Eating together has its benefits
Study shows dining with family reduces teens' risk of addictions
The Columbia University-based National Center on Addiction and Substance Abuse has made the link between eating dinner as a family and teens' alcohol and drug addiction risk through analysis of eight years of results from an annual survey of teens. Center president Joseph Califano says the questions on the yearly survey of 12- to 17-year-olds have pointed to a clear pattern since the initial year of the study.
"One of the things we've noticed in our surveys, beginning in 1996, was that the more often kids have dinner with their parents, the less likely those kids are to smoke, drink, or use drugs," Califano explains. Meanwhile, he notes, the survey has shown that "kids who have dinner with their parents less than three times a week are much likelier to smoke, to drink, or to use drugs than kids who have dinner with their parents five to seven times a week."
Those teens who ate with their families five to seven times a week received the maximum benefit, the Center spokesman points out. He says this group enjoyed relief from the primary risk factors of stress, boredom, and pressure from academic demands in school.
"And we find that the family dinner is on the wholesome side of every one of those pressures," Califano emphasizes.

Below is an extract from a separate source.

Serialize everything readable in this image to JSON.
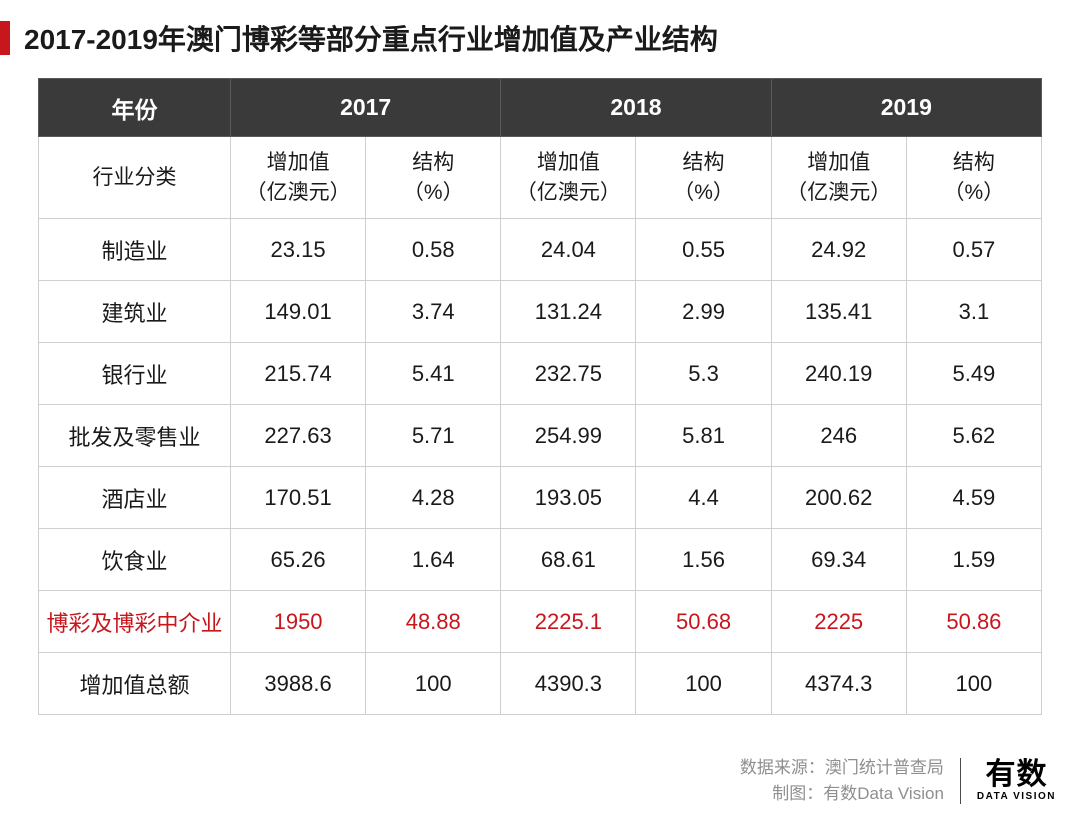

Eating together as a family, he asserts, "helps to reduce stress, it helps reduce boredom, and it certainly relates to a kid's academic performance."
Because of the these findings, members of a supermarket industry group called the Food Marketing Institute are helping to promote the Center's "Family Day" on September 25. This initiative will encourage parents across the nation to eat dinner with their children on that date and to be aware of the benefits of dining as a family on a regular basis.